«La professoressa Weiss attraversava il tempo con determinazione e risolutezza, ma senza entusiasmo. Era un viso di Madonna e di sacerdotessa, angosciato e tormentato, una maschera impenetrabile dalla quale si era indotti a distogliere lo sguardo. Impossibile osservarla a lungo senza sentirsi a disagio».
Vestale e Gorgone a un tempo, custode severa delle regole, chiusa in una totale, raggelata anestesia degli affetti, Elsa Weiss insegna inglese in un liceo israeliano. La sua esistenza è addossata al presente, risolta nel fervido e rituale adempimento della professione, scandita rigidamente nel succedersi quotidiano dei luoghi: la casa, la piscina, la scuola, di nuovo la casa. Una superficie monocolore su cui affiorano, di tanto in tanto, frammenti del passato che la professoressa Weiss, risoluta, ricaccia al fondo, serbandone il segreto nel silenzio ermetico e spigoloso di un mausoleo della memoria.
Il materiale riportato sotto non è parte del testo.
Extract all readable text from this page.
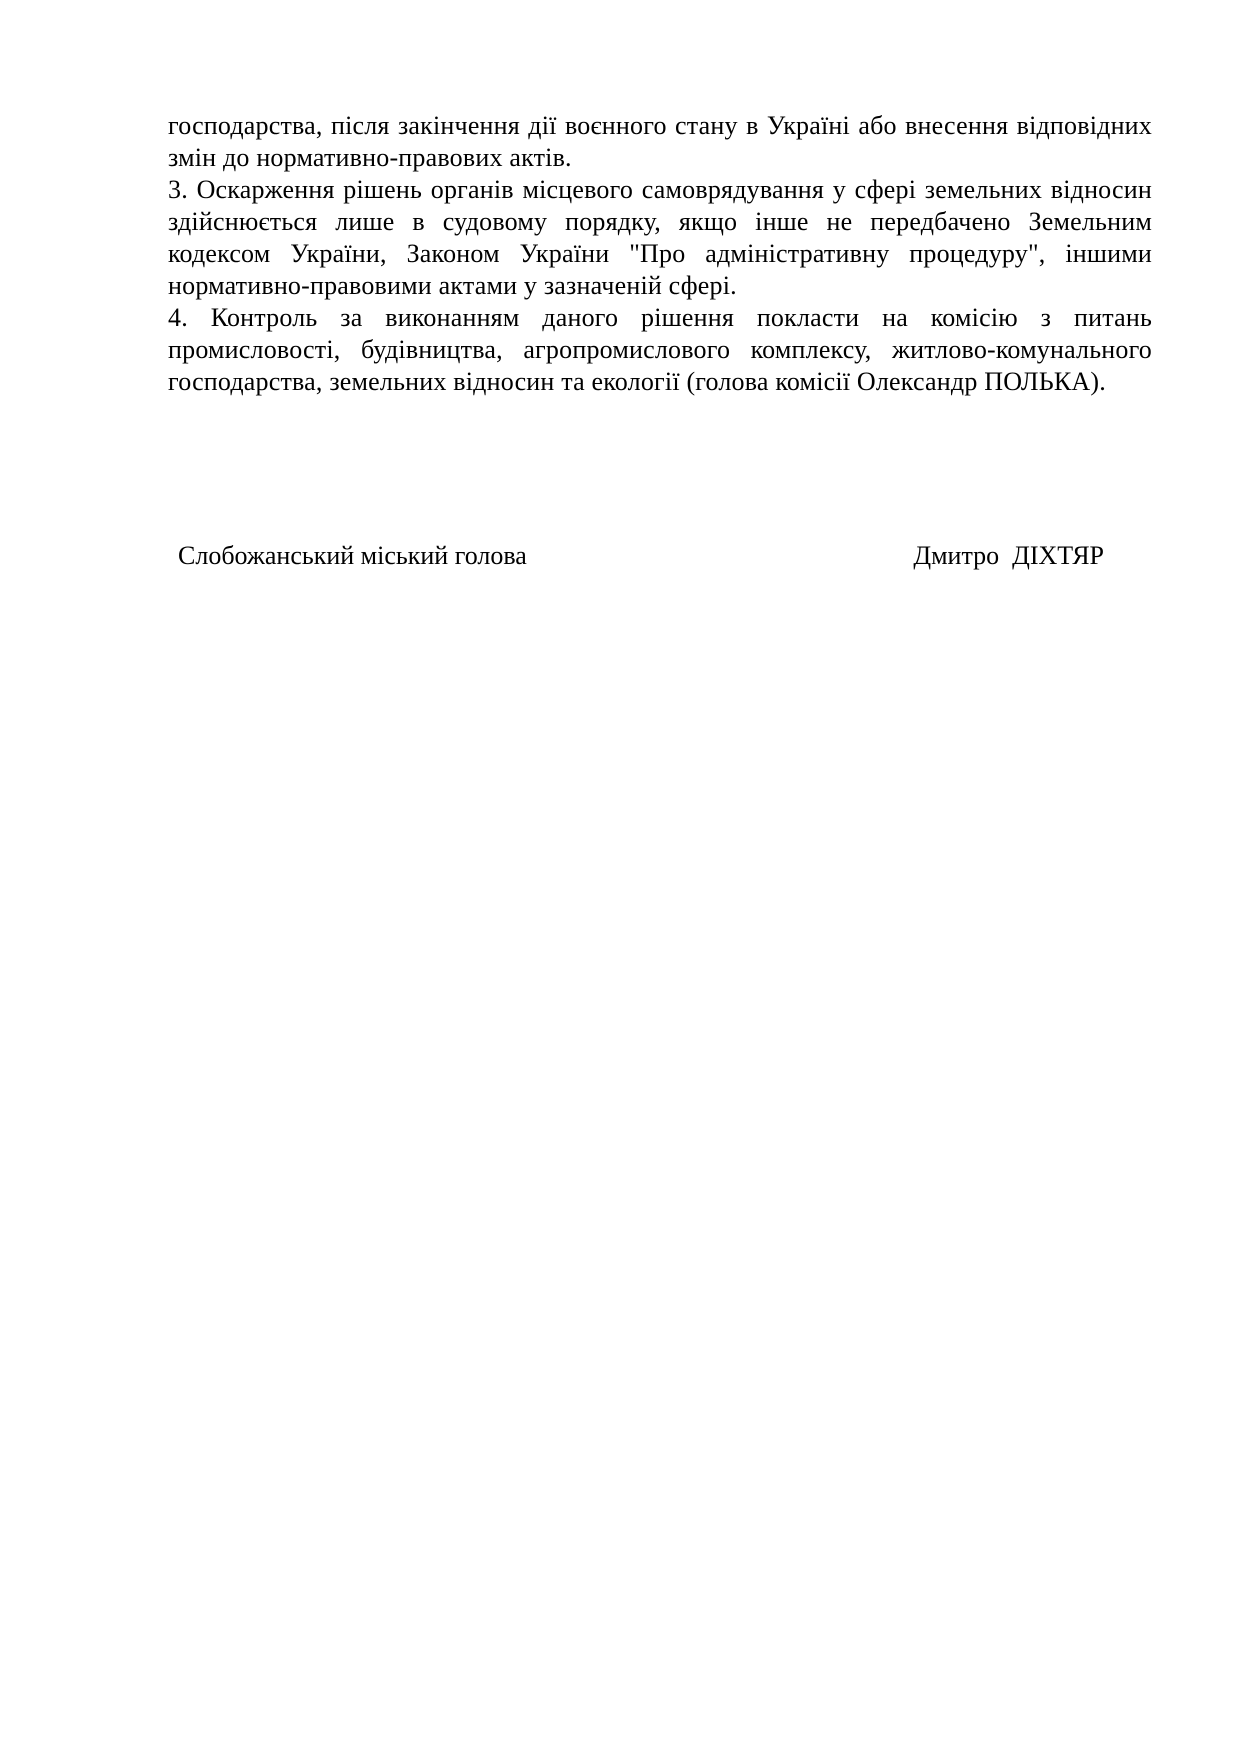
господарства, після закінчення дії воєнного стану в Україні або внесення відповідних змін до нормативно-правових актів.

3. Оскарження рішень органів місцевого самоврядування у сфері земельних відносин здійснюється лише в судовому порядку, якщо інше не передбачено Земельним кодексом України, Законом України "Про адміністративну процедуру", іншими нормативно-правовими актами у зазначеній сфері.

4. Контроль за виконанням даного рішення покласти на комісію з питань промисловості, будівництва, агропромислового комплексу, житлово-комунального господарства, земельних відносин та екології (голова комісії Олександр ПОЛЬКА).

Слобожанський міський голова	Дмитро  ДІХТЯР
Tutto sembra procedere sui binari della più rigorosa routine finché un giorno, con lo stesso lucido automatismo che governa il suo quotidiano, la professoressa si getta nel vuoto dal suo attico di Tel Aviv.

Questo è l’attacco della storia, raccontato nelle prime pagine con l’icastica brevità di un comunicato: chi parla è un’allieva di Elsa Weiss, a sua volta insegnante di liceo a distanza di una generazione, che ne riannoda i fili dell’esistenza, provando a restituirne un tessuto coeso. Il tentativo risulta nella narrazione di un ante mortem che mostra la difficoltà – evidente nel procedere volutamente rapsodico e annebbiato del discorso – dell’evocazione di un tempo trascorso, che la protagonista ha saputo tenere al riparo da ogni incursione.

Il recente romanzo della scrittrice israeliana Michal Ben-Naftali, L’insegnante, ora disponibile nella bella traduzione italiana di Alessandra Shomroni (Mondadori, pp. 183, euro 19,00) racconta una storia vera, dove autrice e narratrice sono la stessa persona. Una storia che risponde alle lacune e agli angoli ciechi della ricostruzione biografica innestando la finzione sulla realtà. La carenza dei dettagli e l’opacità dei contorni vengono così colmate con la quota finzionale di un racconto che mai rinuncia al principio della verosimiglianza. Seguendo le linee di questa archeologia del vissuto, la narrazione si sposta retrospettivamente a Kolozsvár, in Transilvania, uno dei punti di aggregazione dell’ebraismo romeno dove Elsa, bambina dall’intelligenza prensile e dall’emotività un po’ torbida, trascorre un’infanzia divisa tra obbedienza e primi germi di ribellione, con i genitori, vicini all’ebraismo riformato dei neologi ungheresi, e il fratello, entusiasta dell’idea sionista, che di lì a poco lascerà l’Europa per la Palestina del Mandato britannico. Poi gli studi a Parigi, il matrimonio precoce e tiepido, l’esercito ungherese che entra a Kolozsvár, sotto l’egida della Germania nazista. E ancora l’adeguamento dell’Ungheria alla legislazione antisemita, l’angustia del ghetto, l’illusione di scampare il pericolo. E infine la tentata salvezza: insieme ad altri duemila ebrei ungheresi, Elsa ed Eric saranno inclusi nel convoglio che Rudolf Kastner, pagando Eichmann a peso d’oro, riuscirà a far partire alla volta della Svizzera e che, per errore, finirà a Bergen Belsen, dove i passeggeri vivranno ai confini del lager, spettatori muti della sua crudeltà.

Ultima stazione del racconto è l’esistenza residuale del giorno dopo, gli anni che Elsa vivrà in Israele, sempre più pervasa dall’ossessione della sopravvissuta verso una fine che coincide, in perfetta circolarità, con l’inizio. L’insegnante è un romanzo aspro, a tratti disperato, che descrive la paura e sancisce l’impossibilità del sopravvivere. La sua protagonista è un benjaminiano angelo della storia, ma privato del risalto allegorico della matrice, che fissa le macerie del passato e non sa riconnettere i frantumi. Un romanzo insieme pubblico e privato, piccolo e grande, che incrocia temi decisivi della storia novecentesca – come la questione spinosa e delicata della cooperazione degli ebrei con l’apparato burocratico del nazionalsocialismo – soffermandosi, in parallelo, a descrivere il crepuscolo di un’interiorità che rifiuta la vita perché non riesce più a reggerne l’impatto, con la partecipe sobrietà di chi sa che «non si può imporre a nessuno di amare».